Whatever happened to Angel Busky? Beautiful Angel was sexually adventurous, collecting high-school virgins just for the fun of it, planning to have six children by six different men, and the like. Two decades later, Willa, the smart girl of the ragtag group, wonders about her erstwhile bosom buddy. Willa’s become the writer of a tell-all biography of Ivy Compton-Burnett, which has inexplicably found avid readers. At a book signing, she runs into still-handsome Patrick, another member of the gang, now an NYU professor. He doesn’t know what became of Angel, either, but they catch up on bad boy Caleb; Jeremiah, the virgin geek; Shake, the harmonica player; Vinny, the tough-talking guinea; and Travis, the stoner. Willa wants to dig deeper, being no stranger to the dark side of human nature: Her husband Simon, a criminal lawyer, died when a tenement, the site of his love nest with a lady judge, collapsed. Willa was shattered but she keeps busy raising her 14-year-old daughter Chloe—and fretting lately about the pretty teenager’s sudden interest in a delivery boy.
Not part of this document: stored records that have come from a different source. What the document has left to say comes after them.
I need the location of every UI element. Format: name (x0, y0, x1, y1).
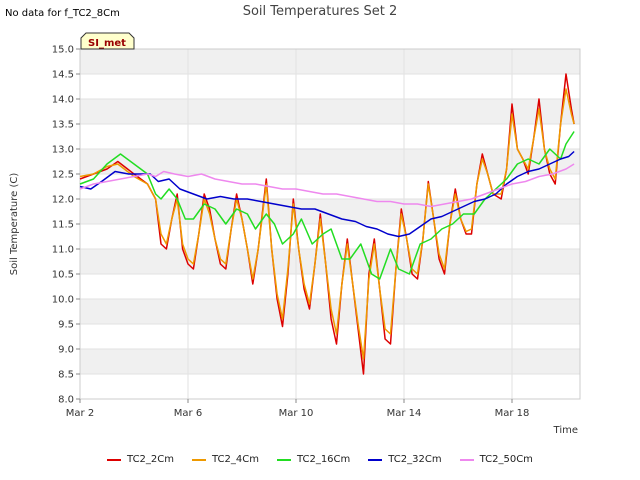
x-tick-label: Mar 14 (387, 408, 422, 419)
y-tick-label: 14.5 (52, 70, 74, 81)
series-lines (79, 73, 575, 375)
background-bands (80, 49, 580, 374)
x-tick-label: Mar 10 (279, 408, 314, 419)
legend-item: TC2_4Cm (192, 454, 259, 465)
legend-label: TC2_50Cm (479, 454, 533, 465)
legend-swatch (368, 458, 383, 461)
legend-swatch (459, 458, 474, 461)
grid-band (80, 349, 580, 374)
grid-band (80, 99, 580, 124)
grid-band (80, 249, 580, 274)
series-line-tc2-50cm (79, 163, 575, 208)
x-tick-label: Mar 18 (495, 408, 530, 419)
y-tick-label: 11.5 (52, 220, 74, 231)
y-tick-label: 15.0 (52, 45, 74, 56)
y-axis-ticks: 8.0 8.5 9.0 9.5 10.0 10.5 11.0 11.5 12.0 12.5 13.0… (52, 45, 80, 406)
legend-swatch (107, 458, 122, 461)
y-tick-label: 12.5 (52, 170, 74, 181)
site-badge: SI_met (80, 32, 135, 50)
y-axis-label: Soil Temperature (C) (9, 173, 20, 276)
x-tick-label: Mar 6 (174, 408, 202, 419)
legend-label: TC2_4Cm (212, 454, 259, 465)
y-tick-label: 8.0 (58, 395, 74, 406)
x-tick-label: Mar 2 (66, 408, 94, 419)
series-line-tc2-4cm (79, 88, 575, 360)
y-tick-label: 8.5 (58, 370, 74, 381)
y-tick-label: 10.0 (52, 295, 74, 306)
x-axis-label: Time (553, 425, 578, 436)
legend-swatch (276, 458, 291, 461)
grid-band (80, 149, 580, 174)
y-tick-label: 9.5 (58, 320, 74, 331)
site-badge-label: SI_met (88, 38, 126, 49)
chart-title: Soil Temperatures Set 2 (242, 4, 398, 19)
series-line-tc2-32cm (79, 150, 575, 238)
legend-item: TC2_2Cm (107, 454, 174, 465)
grid-band (80, 199, 580, 224)
legend: TC2_2Cm TC2_4Cm TC2_16Cm TC2_32Cm TC2_50Cm (0, 454, 640, 465)
no-data-notice: No data for f_TC2_8Cm (5, 8, 120, 19)
grid-band (80, 49, 580, 74)
y-tick-label: 11.0 (52, 245, 74, 256)
legend-swatch (192, 458, 206, 461)
legend-label: TC2_2Cm (127, 454, 174, 465)
x-axis-ticks: Mar 2 Mar 6 Mar 10 Mar 14 Mar 18 (66, 399, 530, 419)
y-tick-label: 10.5 (52, 270, 74, 281)
legend-label: TC2_32Cm (388, 454, 442, 465)
y-tick-label: 13.5 (52, 120, 74, 131)
y-tick-label: 13.0 (52, 145, 74, 156)
legend-item: TC2_16Cm (276, 454, 351, 465)
legend-item: TC2_32Cm (368, 454, 442, 465)
y-tick-label: 9.0 (58, 345, 74, 356)
legend-item: TC2_50Cm (459, 454, 533, 465)
y-tick-label: 14.0 (52, 95, 74, 106)
legend-label: TC2_16Cm (296, 454, 351, 465)
y-tick-label: 12.0 (52, 195, 74, 206)
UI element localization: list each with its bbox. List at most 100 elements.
She hires p.i. Jovan Luisi to find Angel or figure out what happened to her, not knowing that the taciturn investigator is instantly smitten with her. There’s a long road ahead, covering everyone’s post–high-school history: Travis builds abode houses in the Southwest; Caleb married a rich widow and got into unsavory schemes; Vinny has a gas station and auto-repair shop; Shake still makes that old harmonica moan and wail. But what about Jeremiah? He was always a little strange, but now . . . . Some screaming, some skulking around in the woods, until the not-surprising truth is revealed in a lackluster denouement.
Sluggish pace and colorless prose don’t add up to much of a mystery, in this seventh novel from the author of Suspicion (1999), etc.